Legislation that would criminalize public protest and legitimize the Dakota Access Pipeline as part of Iowa’s critical infrastructure could come up today in the Iowa House!
Here’s the press release Bold Iowa sent out this morning. While it’s tremendously encouraging that Bold and Labor are again on the same page, we have a lot of work to do to convince House members to vote down this bill and support the public good over a powerful corporation’s greed.
Besides stifling public dissent, this bill could adversely impact the landowner/Sierra Club lawsuit before the Iowa Supreme Court. Energy Transfer Partners (ETP) has argued all along that the Dakota Access Pipeline is a public utility. It’s not, yet if this legislation passes ETP’s lawyers could say they’re entitled to use eminent domain because their pipeline is “critical.”
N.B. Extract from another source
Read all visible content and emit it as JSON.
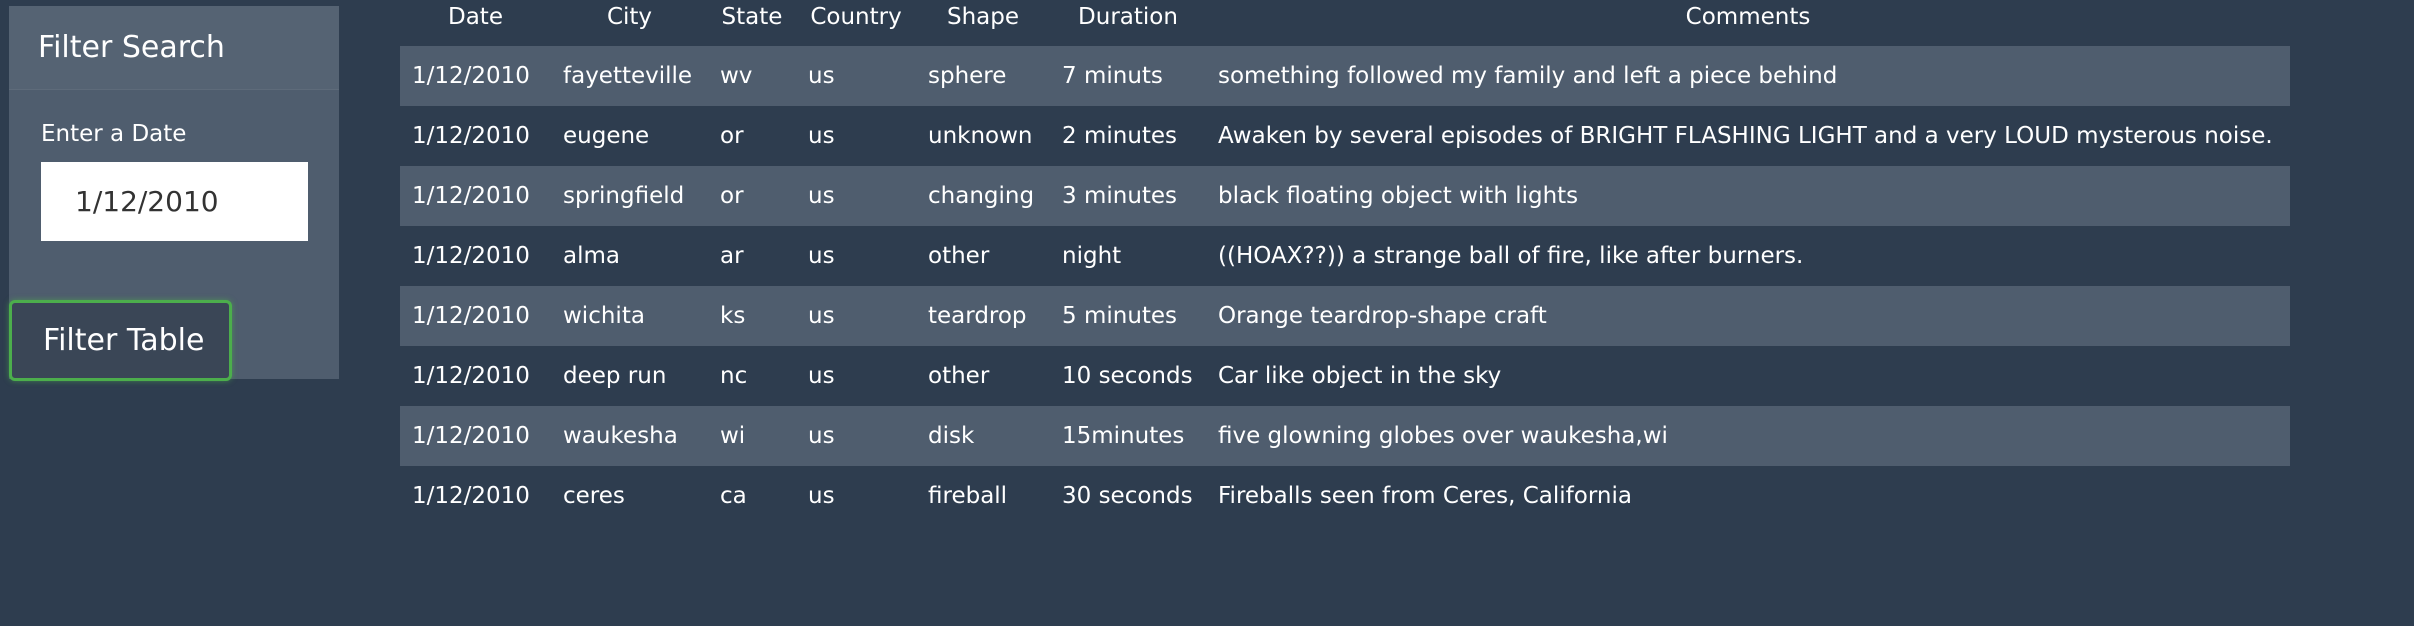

Let’s do everything we can to make sure that doesn’t happen! Thanks – Ed
FOR IMMEDIATE RELEASE
Unions, Bold Iowa Join Forces to Oppose Pipeline Company’s Legislation
Proposal could render peaceful protest a serious criminal offense
Labor unions that backed the Dakota Access Pipeline have teamed up with Bold Iowa, one of the pipeline’s leading opponents, to oppose legislation that would criminalize peaceful, non-violent protest. SF 2235 and HF 2394 define the Dakota Access Pipeline as “critical infrastructure” and create severe penalties that could stymie free speech. Energy Transfer Partners, the parent company of Dakota Access, is behind the bill. The company’s lobbyists were the first to sign on in support of SF 2235.
“Bold Iowa’s coalition of environmentalists, Indigenous communities, farmers, and landowners has a lot more in common with Labor than any of us have with Energy Transfer Partners,” said Ed Fallon, director of Bold Iowa. “This out-of-state corporation wants to silence dissent so that, in the future, it can ram through the next pipeline with zero public opposition.”
Labor unions are against the bill because, as written, it would have a chilling effect on people of conscience. It could label acts of civil disobedience as class B felonies with sentences of up to 25 years in prison and a fine of $100,000. It could make people who chain themselves to buildings and equipment subject to the same penalties as those who blow things up.
Bold Iowa also opposes the legislation because it legitimizes the Dakota Access Pipeline as critical infrastructure. “Electrical lines, water lines, gas lines — these services are critical to Iowans,” said Fallon. “When the power goes down, we notice immediately. When a water or gas line breaks, we’ve got an urgent crisis. But a pipeline that merely transports oil through Iowa to the Gulf of Mexico? We don’t need that. The Dakota Access Pipeline will become a critical concern only when it breaks and poisons our water.”